Walai.id, Jakarta – Wakil Menteri Komunikasi dan Digital, Nezar Patria, menegaskan bahwa Indonesia memiliki komitmen kuat untuk menjadi kekuatan utama dalam ekonomi digital di kawasan ASEAN.
Hal ini disampaikan dalam forum 2025 Indonesia Strategic Engagement Workshop Series yang digelar oleh US-ASEAN Business Council di Hotel Mandarin Oriental, Jakarta, pada Selasa, 1/7/2025.
Nezar menyebutkan, dengan jumlah penduduk sekitar 280 juta jiwa atau setara dengan 40 persen populasi ASEAN, Indonesia berperan signifikan dalam ekosistem digital regional. Ia mengutip proyeksi McKinsey yang menyatakan bahwa ekonomi digital ASEAN berpotensi mencapai 1 triliun dolar AS pada 2030, dengan kontribusi Indonesia diperkirakan sebesar 366 miliar dolar AS.
“Indonesia tak ingin hanya menjadi konsumen teknologi. Kami ingin menjadi bagian dari rantai nilai global dan turut menentukan arah masa depan digital dunia, khususnya dalam pengembangan teknologi kecerdasan buatan,” ujar Nezar.

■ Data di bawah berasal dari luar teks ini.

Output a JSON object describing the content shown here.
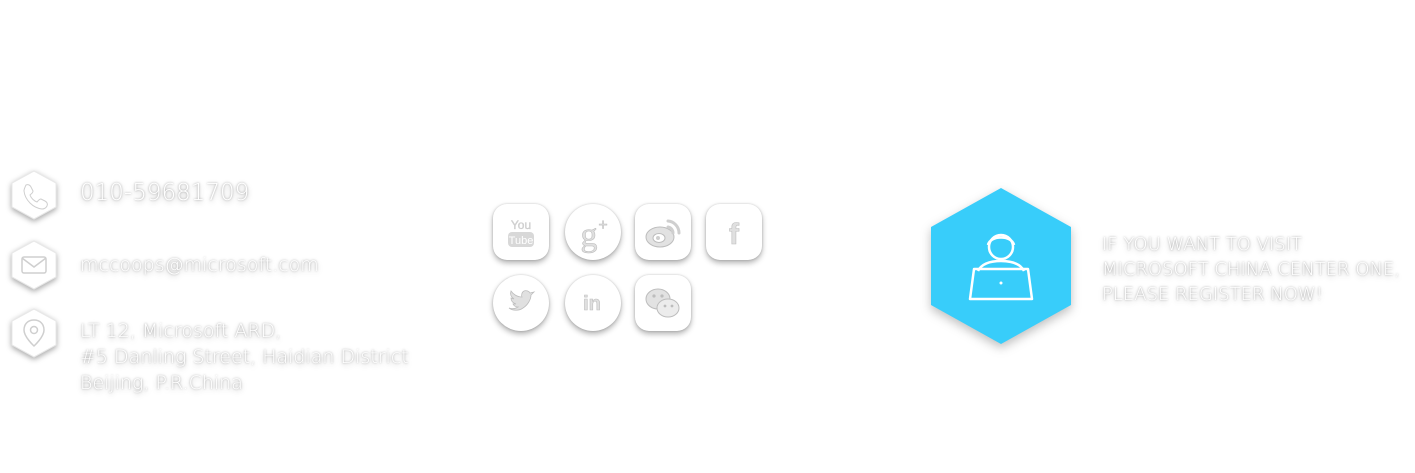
{
  "contact": {
    "phone": "010-59681709",
    "email": "mccoops@microsoft.com",
    "address_lines": [
      "LT 12, Microsoft ARD,",
      "#5 Danling Street, Haidian District",
      "Beijing, P.R.China"
    ]
  },
  "social": [
    {
      "name": "youtube",
      "icon": "youtube-icon",
      "text": "You\nTube"
    },
    {
      "name": "google-plus",
      "icon": "google-plus-icon",
      "text": "g+"
    },
    {
      "name": "weibo",
      "icon": "weibo-icon",
      "text": ""
    },
    {
      "name": "facebook",
      "icon": "facebook-icon",
      "text": "f"
    },
    {
      "name": "twitter",
      "icon": "twitter-icon",
      "text": ""
    },
    {
      "name": "linkedin",
      "icon": "linkedin-icon",
      "text": "in"
    },
    {
      "name": "wechat",
      "icon": "wechat-icon",
      "text": ""
    }
  ],
  "register": {
    "icon": "user-laptop-icon",
    "lines": [
      "IF YOU WANT TO VISIT",
      "MICROSOFT CHINA CENTER ONE,",
      "PLEASE REGISTER NOW!"
    ]
  },
  "colors": {
    "accent": "#38cdfa",
    "text": "#ffffff",
    "badge": "#ffffff"
  }
}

Menurutnya, penetrasi internet Indonesia telah mencapai 80 persen, meningkat drastis dari lima tahun sebelumnya yang masih di bawah 70 persen. Meski demikian, tantangan infrastruktur masih menjadi perhatian utama, termasuk percepatan transisi ke jaringan 5G, yang kini tengah dipersiapkan setelah sebelumnya berhasil menjangkau 97 persen wilayah permukiman dengan jaringan 4G.

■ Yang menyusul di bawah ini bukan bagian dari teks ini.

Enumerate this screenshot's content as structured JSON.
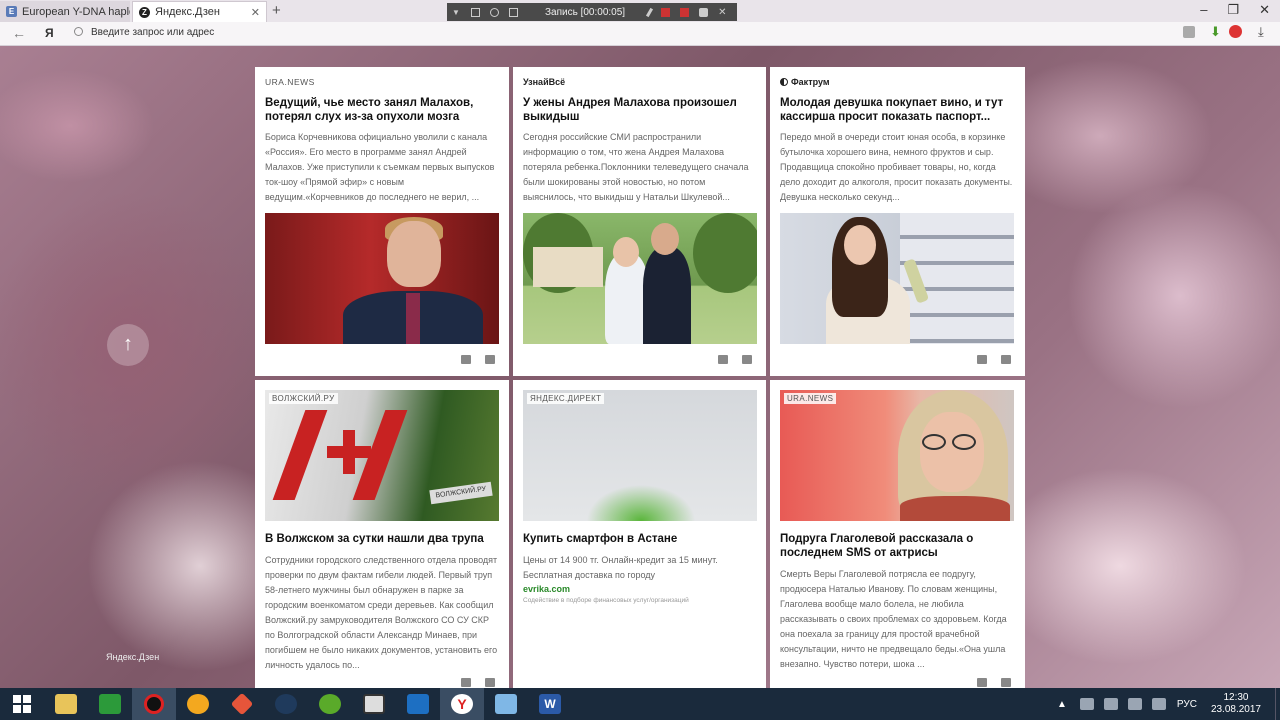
{
  "browser": {
    "tabs": [
      {
        "title": "European Y-DNA haplogrou",
        "icon": "page-icon"
      },
      {
        "title": "Яндекс.Дзен",
        "icon": "zen-icon"
      }
    ],
    "new_tab": "+",
    "recorder_label": "Запись [00:00:05]",
    "logo": "Я",
    "address_placeholder": "Введите запрос или адрес"
  },
  "page": {
    "scroll_top_icon": "arrow-up-icon",
    "footer_label": "Яндекс.Дзен"
  },
  "cards": [
    {
      "source": "URA.NEWS",
      "title": "Ведущий, чье место занял Малахов, потерял слух из-за опухоли мозга",
      "text": "Бориса Корчевникова официально уволили с канала «Россия». Его место в программе занял Андрей Малахов. Уже приступили к съемкам первых выпусков ток-шоу «Прямой эфир» с новым ведущим.«Корчевников до последнего не верил, ..."
    },
    {
      "source": "УзнайВсё",
      "title": "У жены Андрея Малахова произошел выкидыш",
      "text": "Сегодня российские СМИ распространили информацию о том, что жена Андрея Малахова потеряла ребенка.Поклонники телеведущего сначала были шокированы этой новостью, но потом выяснилось, что выкидыш у Натальи Шкулевой..."
    },
    {
      "source": "Фактрум",
      "title": "Молодая девушка покупает вино, и тут кассирша просит показать паспорт...",
      "text": "Передо мной в очереди стоит юная особа, в корзинке бутылочка хорошего вина, немного фруктов и сыр. Продавщица спокойно пробивает товары, но, когда дело доходит до алкоголя, просит показать документы. Девушка несколько секунд..."
    },
    {
      "image_label": "ВОЛЖСКИЙ.РУ",
      "plate_text": "ВОЛЖСКИЙ.РУ",
      "title": "В Волжском за сутки нашли два трупа",
      "text": "Сотрудники городского следственного отдела проводят проверки по двум фактам гибели людей. Первый труп 58-летнего мужчины был обнаружен в парке за городским военкоматом среди деревьев. Как сообщил Волжский.ру замруководителя Волжского СО СУ СКР по Волгоградской области Александр Минаев, при погибшем не было никаких документов, установить его личность удалось по..."
    },
    {
      "image_label": "ЯНДЕКС.ДИРЕКТ",
      "title": "Купить смартфон в Астане",
      "text": "Цены от 14 900 тг. Онлайн-кредит за 15 минут. Бесплатная доставка по городу",
      "link": "evrika.com",
      "note": "Содействие в подборе финансовых услуг/организаций"
    },
    {
      "image_label": "URA.NEWS",
      "title": "Подруга Глаголевой рассказала о последнем SMS от актрисы",
      "text": "Смерть Веры Глаголевой потрясла ее подругу, продюсера Наталью Иванову. По словам женщины, Глаголева вообще мало болела, не любила рассказывать о своих проблемах со здоровьем. Когда она поехала за границу для простой врачебной консультации, ничто не предвещало беды.«Она ушла внезапно. Чувство потери, шока ..."
    }
  ],
  "taskbar": {
    "apps": [
      "start",
      "file-explorer",
      "store",
      "recorder",
      "audio",
      "flame",
      "steam",
      "utorrent",
      "media",
      "video",
      "yandex-browser",
      "photos",
      "word"
    ],
    "language": "РУС",
    "time": "12:30",
    "date": "23.08.2017"
  }
}
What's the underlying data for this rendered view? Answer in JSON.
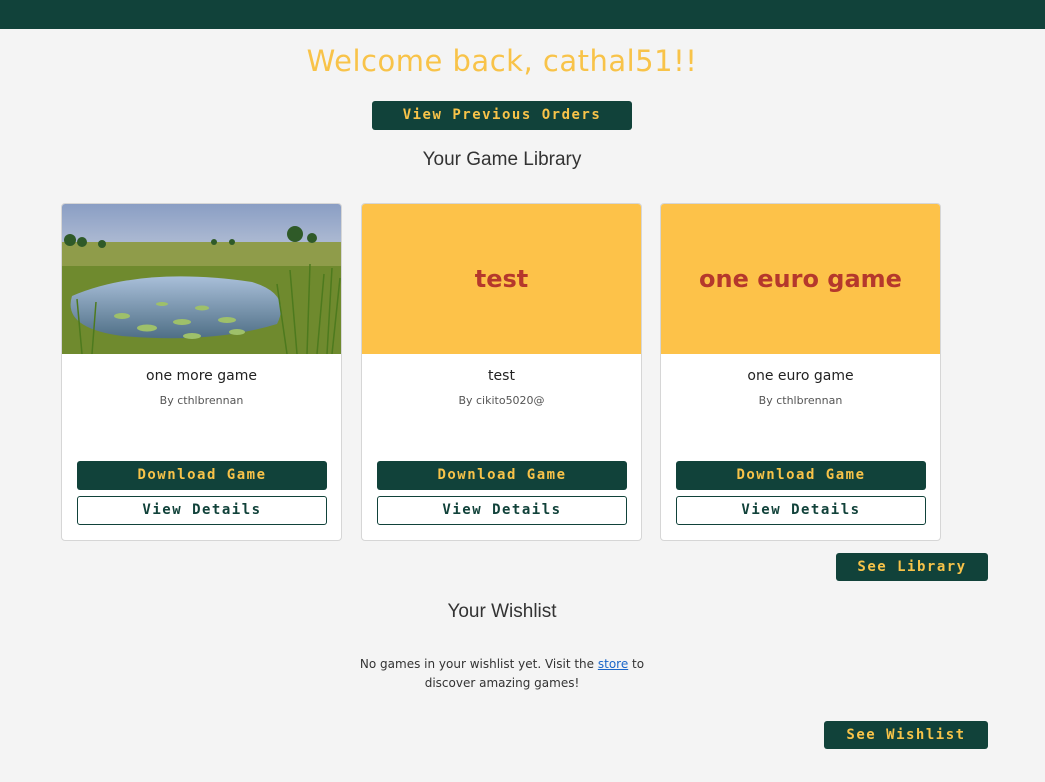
{
  "header": {
    "welcome": "Welcome back, cathal51!!"
  },
  "orders_button": "View Previous Orders",
  "library": {
    "title": "Your Game Library",
    "games": [
      {
        "name": "one more game",
        "author": "By cthlbrennan",
        "cover_text": "",
        "download": "Download Game",
        "details": "View Details"
      },
      {
        "name": "test",
        "author": "By cikito5020@",
        "cover_text": "test",
        "download": "Download Game",
        "details": "View Details"
      },
      {
        "name": "one euro game",
        "author": "By cthlbrennan",
        "cover_text": "one euro game",
        "download": "Download Game",
        "details": "View Details"
      }
    ],
    "see_library": "See Library"
  },
  "wishlist": {
    "title": "Your Wishlist",
    "empty_before": "No games in your wishlist yet. Visit the ",
    "store_link": "store",
    "empty_after": " to discover amazing games!",
    "see_wishlist": "See Wishlist"
  },
  "colors": {
    "brand_dark": "#11423a",
    "accent_yellow": "#f8c349",
    "cover_text_red": "#b5382c"
  }
}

Lebih lanjut, Nezar menjelaskan bahwa Indonesia menjadi negara pertama di ASEAN yang menuntaskan dokumen Readiness Assessment Methodology for AI (RAM-AI), sebagai bentuk kesiapan nasional dalam mengadopsi teknologi kecerdasan buatan. Dokumen ini bahkan telah dijadikan referensi oleh negara-negara tetangga seperti Malaysia.

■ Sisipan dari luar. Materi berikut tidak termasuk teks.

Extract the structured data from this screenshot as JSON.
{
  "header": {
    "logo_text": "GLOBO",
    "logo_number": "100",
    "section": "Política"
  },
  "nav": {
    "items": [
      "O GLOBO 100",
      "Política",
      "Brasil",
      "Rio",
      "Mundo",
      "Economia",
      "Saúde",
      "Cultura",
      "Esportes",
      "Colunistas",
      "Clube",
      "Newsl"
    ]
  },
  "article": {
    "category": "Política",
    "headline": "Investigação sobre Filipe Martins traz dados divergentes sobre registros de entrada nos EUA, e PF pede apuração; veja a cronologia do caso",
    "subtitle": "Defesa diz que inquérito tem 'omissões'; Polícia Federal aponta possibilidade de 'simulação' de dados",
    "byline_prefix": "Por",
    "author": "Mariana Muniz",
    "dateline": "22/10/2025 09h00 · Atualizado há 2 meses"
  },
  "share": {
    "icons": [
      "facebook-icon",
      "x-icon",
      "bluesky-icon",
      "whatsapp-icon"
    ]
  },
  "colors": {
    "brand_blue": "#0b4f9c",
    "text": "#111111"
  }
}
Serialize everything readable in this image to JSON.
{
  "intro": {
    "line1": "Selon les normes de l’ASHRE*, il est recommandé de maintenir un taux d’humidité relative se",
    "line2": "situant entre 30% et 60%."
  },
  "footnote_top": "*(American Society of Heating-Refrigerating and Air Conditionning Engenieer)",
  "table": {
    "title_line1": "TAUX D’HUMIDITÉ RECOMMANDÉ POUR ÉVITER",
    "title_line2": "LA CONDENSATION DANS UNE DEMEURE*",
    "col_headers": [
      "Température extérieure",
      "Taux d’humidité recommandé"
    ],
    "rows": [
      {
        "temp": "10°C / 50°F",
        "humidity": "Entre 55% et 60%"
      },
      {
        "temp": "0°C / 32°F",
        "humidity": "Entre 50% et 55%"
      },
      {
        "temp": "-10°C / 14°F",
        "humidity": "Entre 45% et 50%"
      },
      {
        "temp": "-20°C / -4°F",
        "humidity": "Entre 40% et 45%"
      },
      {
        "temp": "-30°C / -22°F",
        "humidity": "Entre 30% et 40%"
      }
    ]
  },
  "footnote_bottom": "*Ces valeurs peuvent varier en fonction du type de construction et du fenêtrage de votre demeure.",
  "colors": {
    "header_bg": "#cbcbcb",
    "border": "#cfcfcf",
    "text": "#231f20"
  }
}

Terkait regulasi, Nezar menyampaikan bahwa pendekatan etika dalam pengembangan AI di Indonesia akan bersifat adaptif dan tidak menghambat inovasi. “Etika yang kami dorong bersifat fleksibel, namun tetap berpijak pada prinsip-prinsip global,” ujarnya.
Meski begitu, Nezar tetap mengingatkan akan bahaya teknologi seperti deepfake dan disinformasi, yang dapat menyesatkan masyarakat hingga pembuat kebijakan. Ia mencontohkan bagaimana teknologi manipulatif ini telah berdampak dalam konflik geopolitik seperti antara Iran dan Israel.
“Ini bukan sekadar tantangan teknologi, tetapi juga ancaman nyata terhadap demokrasi dan stabilitas informasi,” tegasnya.
Nezar berharap forum ini dapat menjadi ruang terbuka bagi pemerintah dan pelaku industri untuk berdialog, merumuskan kebijakan, serta memperkuat kolaborasi yang berkelanjutan.
Dalam kesempatan tersebut, Nezar turut didampingi oleh Dirjen Ekosistem Digital Kementerian Komunikasi dan Digital, Edwin Hidayat Abdullah.